A home inspection may not raise as many issues because of the amount of metal beneath the home, but you should still be sure that the inspector can access the attic, crawl space, plumbing, wiring, and ductwork, Newton says. A pre-listing inspection can help point out any red flags, such as termites. “People mistakenly think mobile homes cannot have termites. They can,” Newton says. “We have that happen around here quite a bit, unfortunately.”
6. Spruce up your interior and your curb appeal for an attractive listing.
The Multiple Listing Service, or MLS, that real estate agents use in your area likely separates listings for single-family homes from manufactured homes because they’re different property types. Regardless, with 90% of homebuyers searching online for their next home, you’ll want your manufactured home to look sharp, especially in photos or video.
Boost your curb appeal with the following tips:
- Go beyond traditional lattice or vinyl skirting and choosing brick, stone, or a polyurethane version that mimics such natural material.
- Repaint or repair your siding, particularly any dents in your aluminum or cracks in the fiber cement.
- Create architectural interest — and break away from that boxy look — with eye-catching details such as awnings, flower boxes, and vertical greenery such as vines on carport supports.
Potential buyers might wonder about how spacious your manufactured home is, so spruce up the interior with these hints from the magazine Mobile Home Living:
- Remove the curtains to let in more natural light. (Add blinds or roman shades for privacy if needed.)
- Clutter can make rooms feel smaller, so clear it by using multi-purpose furniture such as a coffee table with storage compartments and paring down what you display.
- Avoid dark wall paint and flooring. Lighter colors seem to reflect light, making your space feel more open.
- Stage rooms with furniture with exposed legs instead of those hidden under upholstery. Again, this creates an open, airy appearance.
- Choose a focal point. Instead of hanging several photos or multiple pieces of artwork (which a real estate agent would say is a personal touch that distracts buyers), pick one item as a statement to draw visitors’ attention.
Sell your mobile home with confidence
Selling a mobile home, like selling any house, can be stressful.

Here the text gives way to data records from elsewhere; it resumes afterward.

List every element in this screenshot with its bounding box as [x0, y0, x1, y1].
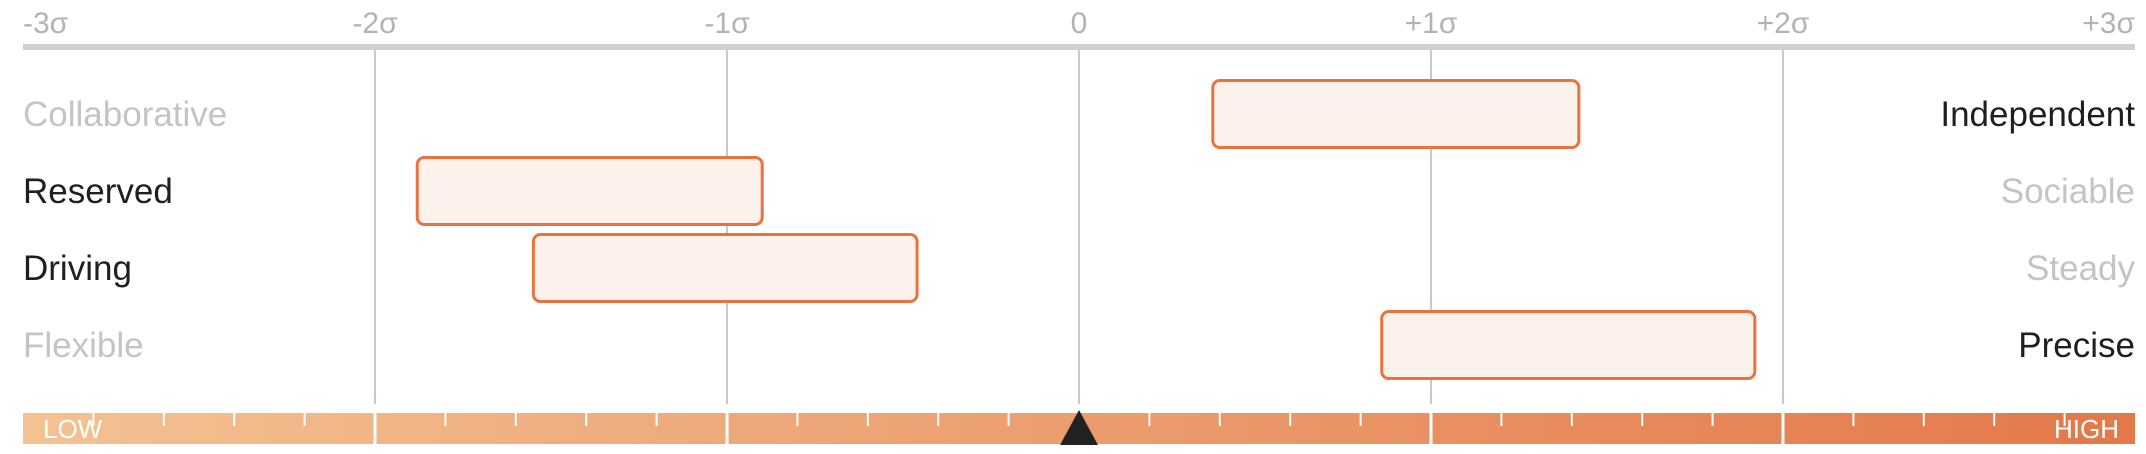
- tick-label: +1σ: [1405, 7, 1458, 40]
- tick-label: +3σ: [2082, 7, 2135, 40]
- scale-high-label: HIGH: [2054, 414, 2119, 444]
- trait-range-bar: [531, 233, 919, 303]
- tick-label: +2σ: [1757, 7, 1810, 40]
- trait-left-label: Driving: [23, 249, 132, 288]
- trait-range-bar: [1380, 310, 1757, 380]
- trait-range-bar: [1211, 79, 1581, 149]
- trait-rows: Collaborative Independent Reserved Sociable…: [23, 79, 2135, 380]
- trait-right-label: Independent: [1940, 95, 2135, 134]
- tick-labels: -3σ -2σ -1σ 0 +1σ +2σ +3σ: [23, 7, 2135, 40]
- tick-label: -3σ: [23, 7, 69, 40]
- trait-left-label: Flexible: [23, 326, 144, 365]
- trait-range-bar: [415, 156, 764, 226]
- trait-right-label: Sociable: [2001, 172, 2135, 211]
- scale-low-label: LOW: [43, 414, 103, 444]
- tick-label: -2σ: [352, 7, 398, 40]
- scale-bar: LOW HIGH: [23, 410, 2135, 445]
- tick-label: -1σ: [704, 7, 750, 40]
- trait-left-label: Collaborative: [23, 95, 227, 134]
- trait-right-label: Precise: [2018, 326, 2135, 365]
- scale-marker: [1060, 410, 1098, 445]
- tick-label: 0: [1071, 7, 1088, 40]
- trait-left-label: Reserved: [23, 172, 173, 211]
- trait-right-label: Steady: [2026, 249, 2135, 288]
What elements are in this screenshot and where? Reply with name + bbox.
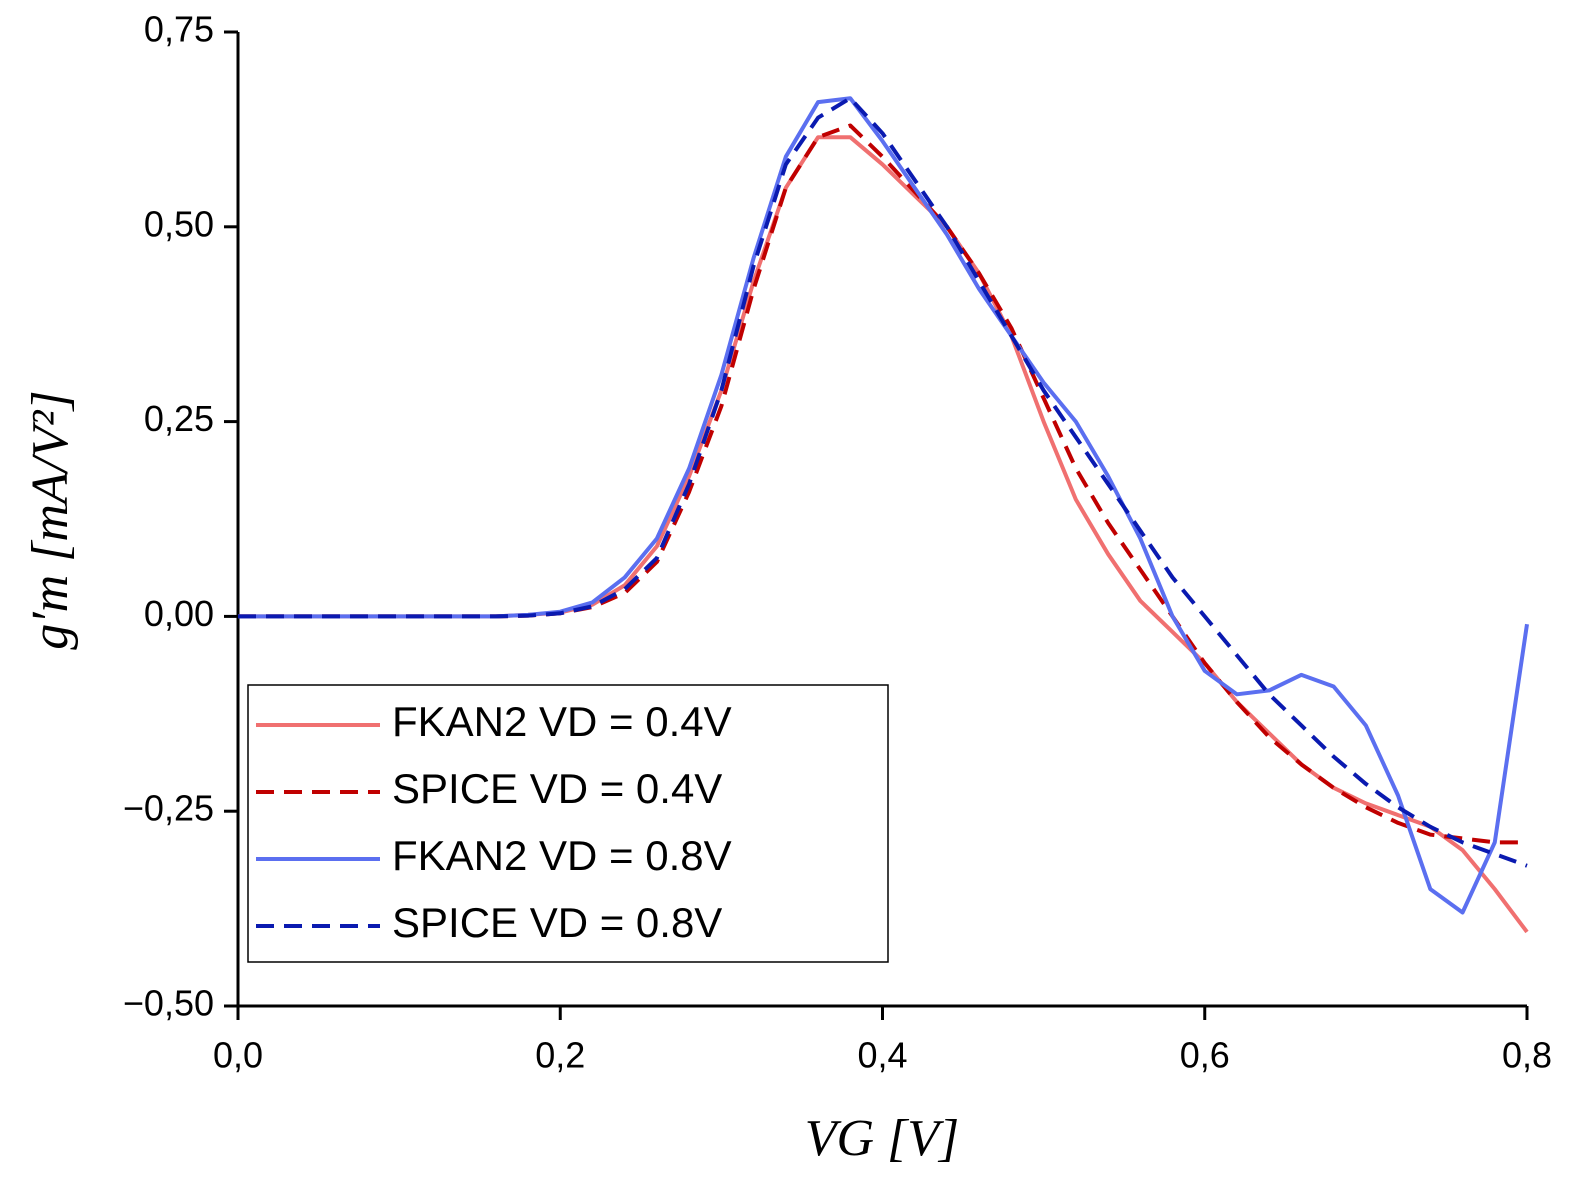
y-tick-label: 0,50 <box>144 203 214 244</box>
series-line <box>238 96 1529 915</box>
y-tick-label: 0,00 <box>144 593 214 634</box>
y-tick-label: −0,25 <box>123 788 214 829</box>
y-tick-label: 0,75 <box>144 9 214 50</box>
x-tick-label: 0,2 <box>535 1035 585 1076</box>
legend-label: FKAN2 VD = 0.8V <box>392 832 732 879</box>
y-tick-label: −0,50 <box>123 983 214 1024</box>
x-axis-title: VG [V] <box>805 1110 960 1167</box>
y-axis-title: g′m [mA/V²] <box>22 390 79 650</box>
x-tick-label: 0,0 <box>213 1035 263 1076</box>
legend-label: SPICE VD = 0.8V <box>392 899 722 946</box>
legend-box <box>247 684 889 963</box>
legend-label: FKAN2 VD = 0.4V <box>392 698 732 745</box>
x-tick-label: 0,6 <box>1180 1035 1230 1076</box>
y-tick-label: 0,25 <box>144 398 214 439</box>
x-tick-label: 0,4 <box>857 1035 907 1076</box>
series-line <box>238 96 1528 868</box>
legend-label: SPICE VD = 0.4V <box>392 765 722 812</box>
x-tick-label: 0,8 <box>1502 1035 1552 1076</box>
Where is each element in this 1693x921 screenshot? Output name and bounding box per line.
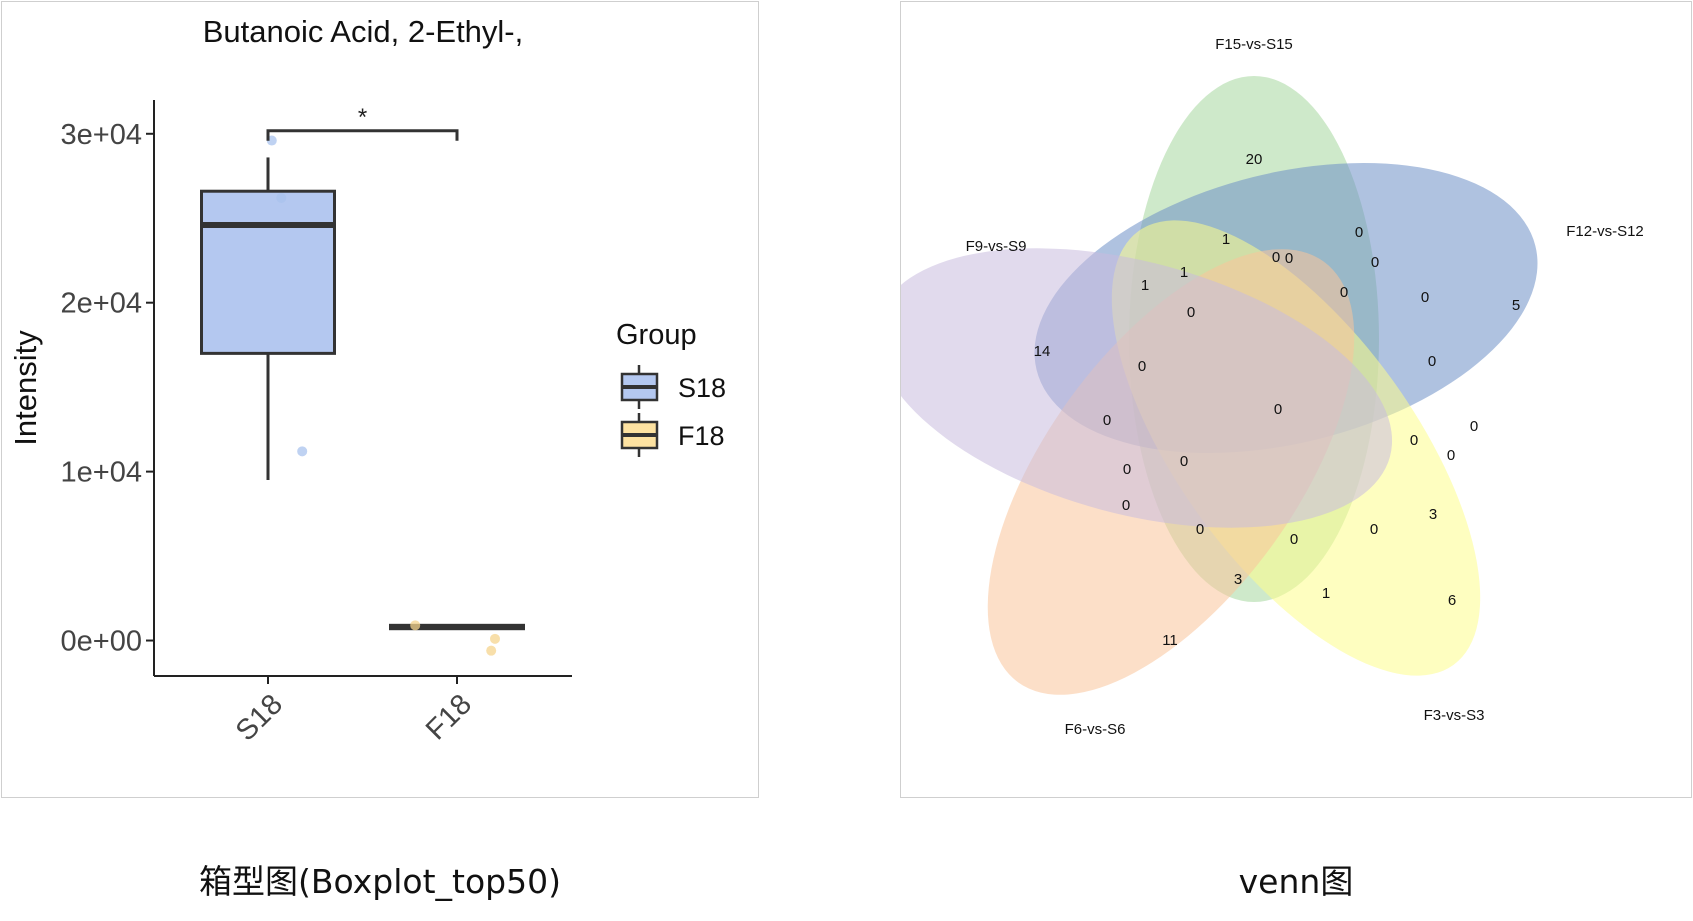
x-tick-label: F18 [420, 688, 478, 746]
box-body [200, 189, 336, 355]
data-point [276, 192, 287, 203]
venn-region-count: 11 [1162, 632, 1178, 649]
venn-region-count: 0 [1138, 358, 1146, 375]
data-point [486, 645, 497, 656]
venn-set-F9-vs-S9 [875, 248, 1393, 528]
box-S18 [200, 157, 336, 481]
legend: Group S18 F18 [616, 319, 726, 457]
venn-set-label: F15-vs-S15 [1215, 36, 1293, 53]
significance-bracket [266, 129, 459, 141]
chart-title: Butanoic Acid, 2-Ethyl-, [203, 14, 524, 49]
venn-region-count: 0 [1285, 250, 1293, 267]
venn-set-label: F9-vs-S9 [966, 238, 1027, 255]
venn-region-count: 0 [1340, 284, 1348, 301]
venn-region-count: 0 [1290, 531, 1298, 548]
venn-region-count: 0 [1370, 521, 1378, 538]
venn-diagram: F15-vs-S15 F12-vs-S12 F3-vs-S3 F6-vs-S6 F9-v… [875, 36, 1644, 738]
venn-region-count: 0 [1470, 418, 1478, 435]
y-tick-label: 3e+04 [61, 119, 142, 151]
venn-region-count: 0 [1123, 461, 1131, 478]
legend-label: S18 [678, 373, 726, 403]
data-point [410, 620, 421, 631]
venn-region-count: 6 [1448, 592, 1456, 609]
legend-title: Group [616, 319, 697, 351]
venn-region-count: 1 [1180, 264, 1188, 281]
venn-region-count: 5 [1512, 297, 1520, 314]
venn-region-count: 0 [1196, 521, 1204, 538]
venn-region-count: 0 [1272, 249, 1280, 266]
venn-region-count: 0 [1122, 497, 1130, 514]
venn-region-count: 3 [1234, 571, 1242, 588]
y-axis-label: Intensity [8, 330, 43, 446]
y-tick-label: 0e+00 [61, 626, 142, 658]
venn-region-count: 0 [1428, 353, 1436, 370]
venn-region-count: 0 [1103, 412, 1111, 429]
data-point [490, 633, 500, 644]
venn-region-count: 1 [1322, 585, 1330, 602]
venn-region-count: 0 [1371, 254, 1379, 271]
venn-region-count: 0 [1274, 401, 1282, 418]
boxplot-panel: Butanoic Acid, 2-Ethyl-, Intensity 0e+00 1e… [1, 1, 759, 798]
venn-region-count: 0 [1180, 453, 1188, 470]
venn-region-count: 20 [1246, 151, 1263, 168]
legend-label: F18 [678, 421, 725, 451]
venn-panel: F15-vs-S15 F12-vs-S12 F3-vs-S3 F6-vs-S6 F9-v… [875, 1, 1692, 798]
y-tick-label: 2e+04 [61, 288, 142, 320]
venn-set-label: F3-vs-S3 [1424, 707, 1485, 724]
venn-region-count: 3 [1429, 506, 1437, 523]
venn-region-count: 0 [1447, 447, 1455, 464]
data-point [297, 446, 308, 457]
venn-region-count: 0 [1187, 304, 1195, 321]
boxplot-chart: Butanoic Acid, 2-Ethyl-, Intensity 0e+00 1e… [8, 14, 726, 747]
venn-set-label: F6-vs-S6 [1065, 721, 1126, 738]
venn-region-count: 0 [1421, 289, 1429, 306]
venn-region-count: 0 [1355, 224, 1363, 241]
x-tick-label: S18 [230, 688, 289, 747]
venn-caption: venn图 [1238, 862, 1354, 901]
y-tick-label: 1e+04 [61, 457, 142, 489]
venn-region-count: 14 [1034, 343, 1051, 360]
boxplot-caption: 箱型图(Boxplot_top50) [199, 862, 561, 901]
legend-key-S18 [620, 365, 659, 409]
legend-key-F18 [620, 413, 659, 457]
significance-label: * [358, 104, 367, 131]
venn-set-label: F12-vs-S12 [1566, 223, 1644, 240]
venn-region-count: 1 [1141, 277, 1149, 294]
venn-region-count: 0 [1410, 432, 1418, 449]
venn-region-count: 1 [1222, 231, 1230, 248]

But keep in mind that your property type holds a lot of appeal. With an average size of about 1,400 square feet and a cost of about $82,000, manufactured housing suits a wide pool of buyers because it’s an affordable way for many to achieve homeownership. The cost alone is roughly 35% to 47% cheaper per square foot than housing built on site. And with proper upkeep and curb appeal, you can show buyers that there’s little difference day to day in mobile home living versus owning a single-family home.